In The Chronicle Review, On the perennial subject "us vs. them," while noting significant recent books, Carlin Romano offers us "Good News From the Ancients!" (January 23, 2011):
Rethinking the Other in Antiquity, by Erich S. Gruen, out this month from Princeton University Press, like all excellent scholarship massages the mind in useful new directions. Gruen, a Berkeley professor emeritus of history and classics, wields his command of ancient sources to shake a widely shared historical belief—that ancient Greeks and Romans exuded condescension and hostility toward what European intellectuals call the "Other." For those Greeks and Romans, that largely meant peoples such as the Persians, Egyptians, and Jews.
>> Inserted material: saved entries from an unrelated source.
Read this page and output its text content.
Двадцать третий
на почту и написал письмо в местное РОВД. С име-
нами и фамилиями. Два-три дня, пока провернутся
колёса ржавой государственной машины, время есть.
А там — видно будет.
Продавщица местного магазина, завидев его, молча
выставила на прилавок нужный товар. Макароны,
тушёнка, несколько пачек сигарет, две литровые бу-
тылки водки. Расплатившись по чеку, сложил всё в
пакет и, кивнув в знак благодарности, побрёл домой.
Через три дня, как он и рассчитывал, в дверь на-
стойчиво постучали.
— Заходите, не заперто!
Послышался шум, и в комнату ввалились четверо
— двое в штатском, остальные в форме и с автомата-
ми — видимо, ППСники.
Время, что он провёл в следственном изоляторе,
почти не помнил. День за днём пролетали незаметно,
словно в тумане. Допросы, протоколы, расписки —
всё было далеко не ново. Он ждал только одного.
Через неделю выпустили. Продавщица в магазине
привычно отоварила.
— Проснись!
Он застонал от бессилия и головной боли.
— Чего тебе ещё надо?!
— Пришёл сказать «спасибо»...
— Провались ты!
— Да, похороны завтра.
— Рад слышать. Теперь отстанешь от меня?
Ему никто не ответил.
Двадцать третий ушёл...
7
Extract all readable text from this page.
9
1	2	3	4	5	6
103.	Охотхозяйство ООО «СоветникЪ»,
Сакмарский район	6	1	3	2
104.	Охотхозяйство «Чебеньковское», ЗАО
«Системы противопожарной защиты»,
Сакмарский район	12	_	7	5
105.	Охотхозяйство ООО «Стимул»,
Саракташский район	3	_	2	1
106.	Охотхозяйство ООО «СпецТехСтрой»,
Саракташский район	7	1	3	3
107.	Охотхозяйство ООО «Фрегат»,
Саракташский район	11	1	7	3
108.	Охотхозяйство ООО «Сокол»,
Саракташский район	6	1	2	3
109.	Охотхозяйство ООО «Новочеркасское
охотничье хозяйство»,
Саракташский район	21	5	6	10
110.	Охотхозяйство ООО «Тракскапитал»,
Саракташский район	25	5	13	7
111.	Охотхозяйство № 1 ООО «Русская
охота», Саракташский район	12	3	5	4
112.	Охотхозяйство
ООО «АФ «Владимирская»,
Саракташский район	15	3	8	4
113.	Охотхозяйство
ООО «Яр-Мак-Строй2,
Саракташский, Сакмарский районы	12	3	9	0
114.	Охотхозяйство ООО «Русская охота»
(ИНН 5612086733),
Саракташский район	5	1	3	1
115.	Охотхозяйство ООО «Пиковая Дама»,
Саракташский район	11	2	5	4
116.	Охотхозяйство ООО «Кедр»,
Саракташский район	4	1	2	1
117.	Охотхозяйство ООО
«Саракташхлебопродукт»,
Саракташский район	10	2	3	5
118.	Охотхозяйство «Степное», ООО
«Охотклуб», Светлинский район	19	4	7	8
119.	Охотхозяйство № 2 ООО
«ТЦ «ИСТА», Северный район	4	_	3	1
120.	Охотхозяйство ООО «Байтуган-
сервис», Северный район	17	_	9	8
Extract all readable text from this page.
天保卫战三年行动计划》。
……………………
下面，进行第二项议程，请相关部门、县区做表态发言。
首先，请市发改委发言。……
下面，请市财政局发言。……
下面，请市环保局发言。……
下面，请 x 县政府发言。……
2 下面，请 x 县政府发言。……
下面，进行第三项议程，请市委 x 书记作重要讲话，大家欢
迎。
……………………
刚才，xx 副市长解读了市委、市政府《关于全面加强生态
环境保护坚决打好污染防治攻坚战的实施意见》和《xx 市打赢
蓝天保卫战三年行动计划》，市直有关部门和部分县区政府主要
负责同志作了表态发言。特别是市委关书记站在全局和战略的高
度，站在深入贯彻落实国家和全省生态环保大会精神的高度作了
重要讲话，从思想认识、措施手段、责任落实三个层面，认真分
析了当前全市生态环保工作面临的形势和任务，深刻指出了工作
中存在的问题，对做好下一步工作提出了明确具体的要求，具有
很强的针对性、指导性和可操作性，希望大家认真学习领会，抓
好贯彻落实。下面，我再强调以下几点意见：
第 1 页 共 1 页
Even if Gruen doesn't wholly convince on every ground that Greeks and Romans operated like Obamas in togas, regularly reaching out to potential enemies, his careful readings of Aeschylus, Herodotus, Tacitus, and others introduce us to a kinder, gentler ancient world. His analysis confirms how even back then, tossing people into a category and then hating them en masse was a choice, not an evolutionary necessity.
Yes, it is a mental construct: Me better, you worse, as Carlin puts it - or in the version more familiar to me: Me Tarzan, you wrong.

Defensive claims of superiority pop up again and again through history, not because there is a "gene" or neural circuit for it but because the circumstances that excite the temptation keep reappearing, and all you need after that is a human brain, period.

Thus, when we hear that "they have found the brain area for prejudice," we would most wisely interpret as follows: "This is a brain area that prejudice may activate in some individuals."